Rodolfo Ríos, corresponsal de Meganoticias, llegó a San Pedro de la Paz para documentar la situación y hablar con los afectados. Uno de los testimonios más impactantes fue el de Cristián, propietario de una vivienda que sufrió severos daños. Relató cómo se vio obligado a trabajar hasta altas horas de la noche junto a sus vecinos para retirar los árboles que habían caído sobre su hogar. ‘Ha sido como de alto impacto todo lo que hemos vivido’, expresó con visible angustia, subrayando la incertidumbre y el miedo que les dejó esta experiencia.
Carolina, esposa de Cristián, compartió su relato aterrador durante la tormenta. En una entrevista con Meganoticias Siempre Juntos, describió el momento en que el tornado golpeó su hogar mientras realizaban quehaceres del hogar. ‘Estaba con mi mamá y lo único que le dije fue “¡mamá, arranca!”’, recordó. La rápida serie de eventos que siguieron fueron sobrecogedores. El fuerte viento hizo que las ventanas se abrieran de golpe, provocando el estruendo de los vidrios rompiéndose. Carolina mencionó el caos de ver ramas volar y su preocupación constante por la seguridad de su madre y la devastación a su alrededor.
El relato de Carolina fue corroborado por otros vecinos que también vivieron momentos de terror. Afirmaron que el tornado arrasó con todo a su paso, dejando a su paso árboles caídos y escombros esparcidos por las calles. ‘El viento era inimaginable’, dijo Carolina, enfatizando lo desproporcionado de la fuerza de la naturaleza en ese instante crítico. Los ciudadanos comenzaron a evaluar los daños y a reconocer la magnitud de lo que había sucedido, sintiéndose agradecidos por estar a salvo pese a la devastación que los rodeaba.

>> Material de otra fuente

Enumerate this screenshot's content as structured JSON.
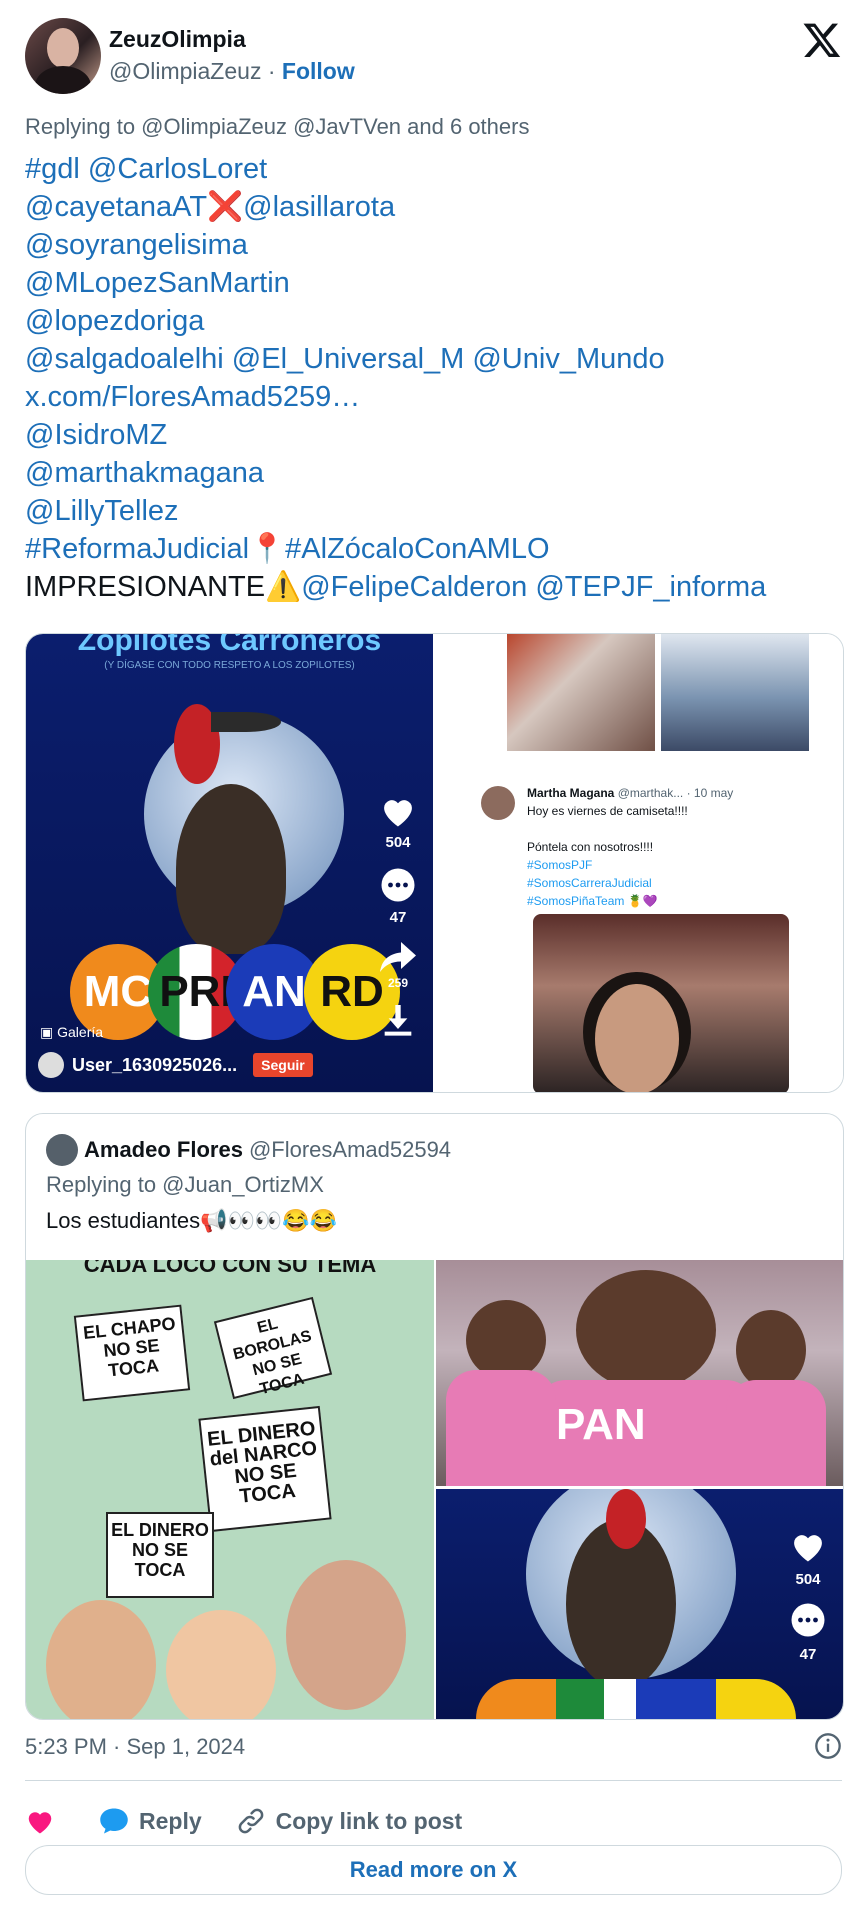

Mientra tanto, la comunidad se aglutina para ayudarse mutuamente, con vecinos ofreciendo apoyo logístico y materiales para la reparación de viviendas dañadas. Los organismos de emergencia han sido alertados, y se espera que realicen una evaluación profunda de la situación. La respuesta rápida se hace esencial en este tipo de catástrofes naturales que, aunque infrecuentes, reafirmaron la fragilidad de las comunidades frente a los fenómenos meteorológicos extremos. Como resaltó un tuit de Marcos Ortega, Chile, conocido por su historia de terremotos y tsunamis, ahora también ha tenido que lidiar con la realidad de los tornados.